Latin education hasn't been neglected for want of good course material. Among the best is Wheelock's Latin, originally published in 1956 by Frederic M. Wheelock and noted then and now for its ease-of-use and comprehensive treatment of beginning Latin. If "beginning Latin" suggests learning the alphabet and a few key phrases, think again. Designed for college students and adults (though appropriate for most high school juniors and seniors), this text is rigorous, fast-paced, thorough, and concise.
Forty chapters and an introduction take students from the history of Latin to translation of passages in their original form. This is a grammar-intensive course—though everything is covered, students should refresh their English grammar before jumping right in. Wheelock also employs academic language that, while superbly constructed, can be difficult for contemporary readers, especially high school students.
The text provides work for one school year; it compares to 1 1/2 years of a typical high school Latin course, though much more in-depth and with more challenging exercises. Each chapter includes practice and review, with answers to all exercises in the back of the book, and supplementary drill for personal study. While a teacher can clarify much of the content,Wheelock's Latin is well-suited for independent study, and older students specifically can work through the lessons on their own.
One of Wheelock's high points is the extensive inclusion of unaltered Latin texts for students to translate. These appear in the chapters themselves, and in collections at the end of the book for students to read and translate in addition to the main coursework. The author was partly able to include source texts rather than adaptations or invented modern compositions due to his careful attention to detail and the extensive vocabulary information included in the text (not to mention a long and hugely useful appendix).
This is a long book, not to be casually picked up on occasion. Learning basic Latin from this text requires discipline, concentration, and hard work, but students who do will be far more prepared for further study than those who study most other texts. And you will want to go further—if you take the time to build a foundation as solid as this book provides, subsequent Latin study is a forgone conclusion, and you'll be prepared to enter another course with little difficulty.
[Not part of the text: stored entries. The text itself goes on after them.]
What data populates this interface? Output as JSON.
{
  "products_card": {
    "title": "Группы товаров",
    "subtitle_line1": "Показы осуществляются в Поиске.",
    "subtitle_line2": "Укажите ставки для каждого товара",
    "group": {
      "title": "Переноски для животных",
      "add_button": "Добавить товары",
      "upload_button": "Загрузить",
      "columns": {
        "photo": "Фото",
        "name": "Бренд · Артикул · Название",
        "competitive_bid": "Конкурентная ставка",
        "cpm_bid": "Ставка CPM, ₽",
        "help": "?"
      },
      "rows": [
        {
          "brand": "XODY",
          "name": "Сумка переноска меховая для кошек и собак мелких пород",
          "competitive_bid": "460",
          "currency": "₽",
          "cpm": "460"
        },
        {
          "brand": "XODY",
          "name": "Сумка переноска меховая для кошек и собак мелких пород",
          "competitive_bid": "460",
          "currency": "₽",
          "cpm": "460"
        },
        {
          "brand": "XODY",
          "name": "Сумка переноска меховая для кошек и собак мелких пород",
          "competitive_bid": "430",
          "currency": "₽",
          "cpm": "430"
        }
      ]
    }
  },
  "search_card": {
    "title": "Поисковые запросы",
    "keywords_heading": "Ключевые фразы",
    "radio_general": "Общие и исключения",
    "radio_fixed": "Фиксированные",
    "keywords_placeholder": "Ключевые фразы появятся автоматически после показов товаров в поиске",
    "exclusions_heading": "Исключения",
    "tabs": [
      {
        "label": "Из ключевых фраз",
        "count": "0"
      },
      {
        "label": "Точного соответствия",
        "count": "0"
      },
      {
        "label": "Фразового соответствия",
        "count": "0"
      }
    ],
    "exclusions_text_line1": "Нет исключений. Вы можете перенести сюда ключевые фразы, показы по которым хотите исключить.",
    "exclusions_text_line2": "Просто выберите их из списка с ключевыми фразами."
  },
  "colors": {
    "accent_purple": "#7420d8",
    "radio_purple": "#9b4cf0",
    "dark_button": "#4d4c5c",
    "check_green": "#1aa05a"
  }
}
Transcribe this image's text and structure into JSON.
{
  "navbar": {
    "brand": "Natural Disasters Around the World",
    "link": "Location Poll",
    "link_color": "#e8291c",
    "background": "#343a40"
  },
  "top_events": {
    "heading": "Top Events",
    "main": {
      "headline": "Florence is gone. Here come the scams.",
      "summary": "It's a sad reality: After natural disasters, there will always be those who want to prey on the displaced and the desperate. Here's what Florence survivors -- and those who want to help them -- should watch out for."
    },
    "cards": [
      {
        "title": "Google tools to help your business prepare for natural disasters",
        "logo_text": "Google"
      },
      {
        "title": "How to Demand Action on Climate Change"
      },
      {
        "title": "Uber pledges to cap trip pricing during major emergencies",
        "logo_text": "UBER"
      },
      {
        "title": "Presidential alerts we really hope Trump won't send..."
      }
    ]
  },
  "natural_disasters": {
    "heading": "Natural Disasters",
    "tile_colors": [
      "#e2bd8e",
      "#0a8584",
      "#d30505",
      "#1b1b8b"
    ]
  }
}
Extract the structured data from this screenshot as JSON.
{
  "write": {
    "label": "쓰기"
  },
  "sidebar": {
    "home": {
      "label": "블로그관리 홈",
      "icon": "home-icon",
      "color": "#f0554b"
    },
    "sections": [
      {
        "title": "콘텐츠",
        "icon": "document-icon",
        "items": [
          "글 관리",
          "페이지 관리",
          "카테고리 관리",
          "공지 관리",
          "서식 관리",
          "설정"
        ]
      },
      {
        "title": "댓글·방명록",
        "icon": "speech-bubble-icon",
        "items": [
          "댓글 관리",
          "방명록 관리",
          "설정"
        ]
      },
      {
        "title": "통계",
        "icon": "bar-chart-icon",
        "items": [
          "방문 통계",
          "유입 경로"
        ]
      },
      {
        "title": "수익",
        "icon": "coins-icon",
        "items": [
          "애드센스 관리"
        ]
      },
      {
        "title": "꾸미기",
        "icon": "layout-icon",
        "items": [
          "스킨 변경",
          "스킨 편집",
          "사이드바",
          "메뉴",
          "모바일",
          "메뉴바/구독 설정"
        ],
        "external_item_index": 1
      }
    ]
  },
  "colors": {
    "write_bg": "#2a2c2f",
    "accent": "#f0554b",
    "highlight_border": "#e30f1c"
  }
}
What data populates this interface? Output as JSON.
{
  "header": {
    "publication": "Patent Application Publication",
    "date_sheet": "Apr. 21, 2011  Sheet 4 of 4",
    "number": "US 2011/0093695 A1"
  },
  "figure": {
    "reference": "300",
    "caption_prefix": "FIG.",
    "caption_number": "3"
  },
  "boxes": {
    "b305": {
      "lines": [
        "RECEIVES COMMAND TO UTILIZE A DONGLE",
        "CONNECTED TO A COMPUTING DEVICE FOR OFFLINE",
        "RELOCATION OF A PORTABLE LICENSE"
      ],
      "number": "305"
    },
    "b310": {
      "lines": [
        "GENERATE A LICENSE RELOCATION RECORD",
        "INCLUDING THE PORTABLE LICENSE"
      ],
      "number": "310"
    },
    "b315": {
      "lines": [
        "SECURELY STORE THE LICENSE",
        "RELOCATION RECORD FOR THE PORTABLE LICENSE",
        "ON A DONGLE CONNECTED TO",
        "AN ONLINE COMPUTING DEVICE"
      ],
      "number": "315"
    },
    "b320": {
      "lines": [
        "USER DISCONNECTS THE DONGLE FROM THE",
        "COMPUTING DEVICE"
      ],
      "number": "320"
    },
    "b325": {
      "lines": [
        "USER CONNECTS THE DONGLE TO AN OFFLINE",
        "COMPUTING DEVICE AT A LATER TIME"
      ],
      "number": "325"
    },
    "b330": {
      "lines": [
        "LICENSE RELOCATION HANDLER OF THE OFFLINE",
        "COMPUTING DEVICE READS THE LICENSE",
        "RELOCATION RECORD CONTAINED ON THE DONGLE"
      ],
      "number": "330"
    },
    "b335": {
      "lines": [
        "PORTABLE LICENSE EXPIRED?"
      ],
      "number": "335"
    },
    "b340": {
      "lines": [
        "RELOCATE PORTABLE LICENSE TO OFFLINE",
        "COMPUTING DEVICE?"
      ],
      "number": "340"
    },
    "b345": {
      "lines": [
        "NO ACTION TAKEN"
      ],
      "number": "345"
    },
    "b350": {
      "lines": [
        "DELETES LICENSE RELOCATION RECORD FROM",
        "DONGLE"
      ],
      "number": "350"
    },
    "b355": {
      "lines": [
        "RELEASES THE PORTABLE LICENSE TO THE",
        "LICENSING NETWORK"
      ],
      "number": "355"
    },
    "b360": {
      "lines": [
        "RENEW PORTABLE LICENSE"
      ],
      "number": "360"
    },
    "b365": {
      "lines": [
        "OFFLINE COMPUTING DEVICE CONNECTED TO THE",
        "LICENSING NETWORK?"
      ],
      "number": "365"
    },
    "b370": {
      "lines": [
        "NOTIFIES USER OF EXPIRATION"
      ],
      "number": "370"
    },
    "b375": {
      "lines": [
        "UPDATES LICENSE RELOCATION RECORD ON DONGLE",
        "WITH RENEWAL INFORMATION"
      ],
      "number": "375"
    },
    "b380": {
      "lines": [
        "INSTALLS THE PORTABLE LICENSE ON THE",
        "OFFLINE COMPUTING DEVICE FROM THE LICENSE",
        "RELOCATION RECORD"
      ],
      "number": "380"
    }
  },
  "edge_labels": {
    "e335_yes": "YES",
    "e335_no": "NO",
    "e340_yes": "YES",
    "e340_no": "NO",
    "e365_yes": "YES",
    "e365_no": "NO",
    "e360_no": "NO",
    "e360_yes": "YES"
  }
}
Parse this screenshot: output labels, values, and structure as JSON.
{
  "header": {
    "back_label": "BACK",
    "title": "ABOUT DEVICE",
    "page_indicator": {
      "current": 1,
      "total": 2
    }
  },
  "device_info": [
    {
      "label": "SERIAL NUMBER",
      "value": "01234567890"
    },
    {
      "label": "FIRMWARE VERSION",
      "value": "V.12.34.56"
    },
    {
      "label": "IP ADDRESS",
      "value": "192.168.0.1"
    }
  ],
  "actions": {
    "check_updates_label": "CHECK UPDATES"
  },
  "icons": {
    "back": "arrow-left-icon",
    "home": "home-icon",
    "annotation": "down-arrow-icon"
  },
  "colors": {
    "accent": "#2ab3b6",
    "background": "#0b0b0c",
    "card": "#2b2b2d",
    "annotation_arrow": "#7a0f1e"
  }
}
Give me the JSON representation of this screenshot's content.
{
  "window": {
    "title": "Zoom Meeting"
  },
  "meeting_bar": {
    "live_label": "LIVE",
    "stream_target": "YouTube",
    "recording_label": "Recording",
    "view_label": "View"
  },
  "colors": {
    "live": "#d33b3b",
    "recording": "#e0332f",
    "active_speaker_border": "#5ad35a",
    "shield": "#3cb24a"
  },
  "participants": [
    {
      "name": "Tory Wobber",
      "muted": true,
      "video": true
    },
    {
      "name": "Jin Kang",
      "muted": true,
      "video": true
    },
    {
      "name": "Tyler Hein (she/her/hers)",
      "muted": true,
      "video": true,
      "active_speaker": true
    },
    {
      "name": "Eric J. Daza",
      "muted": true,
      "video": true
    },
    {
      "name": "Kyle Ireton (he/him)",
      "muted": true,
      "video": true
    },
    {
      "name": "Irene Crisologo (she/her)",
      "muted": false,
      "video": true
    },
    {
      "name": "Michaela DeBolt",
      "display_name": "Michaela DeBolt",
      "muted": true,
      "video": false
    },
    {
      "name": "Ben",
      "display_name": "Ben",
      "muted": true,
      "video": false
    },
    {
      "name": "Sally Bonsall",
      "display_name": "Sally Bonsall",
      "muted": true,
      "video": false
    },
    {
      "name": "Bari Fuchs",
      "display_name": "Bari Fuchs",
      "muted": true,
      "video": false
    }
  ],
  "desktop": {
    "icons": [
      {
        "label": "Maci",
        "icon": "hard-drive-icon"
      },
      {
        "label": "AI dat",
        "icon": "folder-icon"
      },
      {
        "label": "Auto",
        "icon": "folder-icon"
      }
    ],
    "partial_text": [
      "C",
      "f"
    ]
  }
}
If there's a downside toWheelock's Latin, it's the author's pervasive secular humanism. It isn't always obvious, which makes it more dangerous. It would be a good idea for a parent to supervise high school students, though this will be difficult if you don't know Latin. In any case, this is the finest Latin course we offer, and if your kids are firmly rooted in critical thinking they should have no problem learning Latin and leaving the author's questionable philosophy behind.